Se l’Eurozona si spartisce il mercato mondiale, paesi come la Germania, la Francia, Italia, la Spagna a breve avranno un’ulteriore recessione (nel frattempo che il Regno Unito si barcamena per le mutevoli condizioni poste dalla Brexit). La riforma del MES, si configura pertanto, come lo strumento atto a facilitare gli interessi di Stati forti come la Germania e la la Francia, in attesa della prossimo crollo economico.
In che modo? Innanzitutto, accedere ai prestiti diventa impraticabile per quei paesi che non sono in grado di rispettare la disciplina di bilancio, con notevoli squilibri macroeconomici (questi emergono quando alcuni Stati membri sono più competitivi di altri e la bilancia delle esportazioni supera quella delle importazioni.

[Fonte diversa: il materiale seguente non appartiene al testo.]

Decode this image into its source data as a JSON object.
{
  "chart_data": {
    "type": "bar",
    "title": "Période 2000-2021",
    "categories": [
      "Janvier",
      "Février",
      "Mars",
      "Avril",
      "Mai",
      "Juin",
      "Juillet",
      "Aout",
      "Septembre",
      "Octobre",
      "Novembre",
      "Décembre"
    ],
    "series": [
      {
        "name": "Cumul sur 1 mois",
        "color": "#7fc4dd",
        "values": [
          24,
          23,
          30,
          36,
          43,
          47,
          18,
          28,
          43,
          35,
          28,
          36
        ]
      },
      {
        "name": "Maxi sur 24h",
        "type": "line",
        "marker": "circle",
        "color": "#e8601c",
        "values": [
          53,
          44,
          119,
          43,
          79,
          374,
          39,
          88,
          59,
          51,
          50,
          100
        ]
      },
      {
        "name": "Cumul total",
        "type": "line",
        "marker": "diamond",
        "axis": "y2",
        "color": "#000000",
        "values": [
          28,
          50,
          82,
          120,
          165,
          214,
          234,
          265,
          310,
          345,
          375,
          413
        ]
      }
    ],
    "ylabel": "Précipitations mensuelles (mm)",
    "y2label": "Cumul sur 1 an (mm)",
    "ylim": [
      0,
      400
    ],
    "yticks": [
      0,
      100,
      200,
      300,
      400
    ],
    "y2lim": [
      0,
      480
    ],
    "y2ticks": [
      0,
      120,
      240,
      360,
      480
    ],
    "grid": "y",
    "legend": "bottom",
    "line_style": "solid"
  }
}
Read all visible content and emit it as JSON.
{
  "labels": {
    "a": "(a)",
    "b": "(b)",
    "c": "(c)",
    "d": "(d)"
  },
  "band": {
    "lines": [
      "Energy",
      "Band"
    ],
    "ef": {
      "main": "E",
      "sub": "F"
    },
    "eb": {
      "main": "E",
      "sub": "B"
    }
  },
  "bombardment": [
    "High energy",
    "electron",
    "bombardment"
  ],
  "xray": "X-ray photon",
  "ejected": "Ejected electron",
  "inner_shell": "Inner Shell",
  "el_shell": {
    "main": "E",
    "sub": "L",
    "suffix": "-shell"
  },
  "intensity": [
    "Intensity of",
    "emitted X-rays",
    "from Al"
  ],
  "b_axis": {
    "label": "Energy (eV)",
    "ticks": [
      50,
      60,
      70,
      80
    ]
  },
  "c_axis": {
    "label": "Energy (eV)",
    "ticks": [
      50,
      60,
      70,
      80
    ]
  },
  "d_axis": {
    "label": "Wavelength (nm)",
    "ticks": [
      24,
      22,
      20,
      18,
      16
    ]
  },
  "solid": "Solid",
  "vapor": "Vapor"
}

I paesi in deficit invece si trovano nella situazione inversa, prendendo soldi in prestito dalle economie più competitive) e l’Italia, è esempio lampante in tal senso, essendo una media potenza capitalista che perde pezzi importanti della propria struttura economico-finanziaria.
Tale provvedimento, dunque, consentirebbe ai membri con maggiore forza dell’Eurozona di esprimere una forte pressione politica ed economica sui paesi più deboli, creando i presupposti di una pubblicistica “lacrime e sangue”, in particolar modo su l’aumento dei tassi d’interesse dei titoli di Stato, consentendo così la speculazione finanziaria, che tradotto vuol dire: una nuova aggressione a salari e pensioni, l’eliminazione dei servizi sociali, la pauperizzazione dei piccoli risparmiatori, la crescita della disoccupazione e l’ulteriore miseria delle classi subalterne.
Il MES, dunque, non è altro che un regolamento di conti delle potenze concorrenti del libero mercato, nel rimpallo della crisi
con altri paesi ma soprattutto sul futuro della classe lavoratrice e per tale ragione, la conclusione, dovrebbe essere tra le più semplici e chiare: l’UE non può essere considerata e ovviamente non lo sarà mai, un organo regolatore e stabile dove la pianificazione economica, possa sostituire l’anarchia capitalista; è il gioco a RisiKo di Stati e dei gruppi del grande capitale in antagonismo tra di loro.
Non è possibile salvare e soprattutto, voler salvare a tutti i costi un sistema putrescente, dare credito alla UE, ai suoi monopoli e alle menzogne dell’ “Europa dei popoli”, alla demagogia infame del “prima gli italiani” (capitalisti). E soprattutto credere (ma chi, poi?) che ciò sia possibile per dei movimenti liberaldemocratici (le sardine) o forse quel che è peggio dando attendibilità a qualche anima bella della sinistra (che si definisce addirittura rivoluzionaria) che paradosso della lotta dimentica di sé, domandi al governo Conte, di non votare la riforma del MES.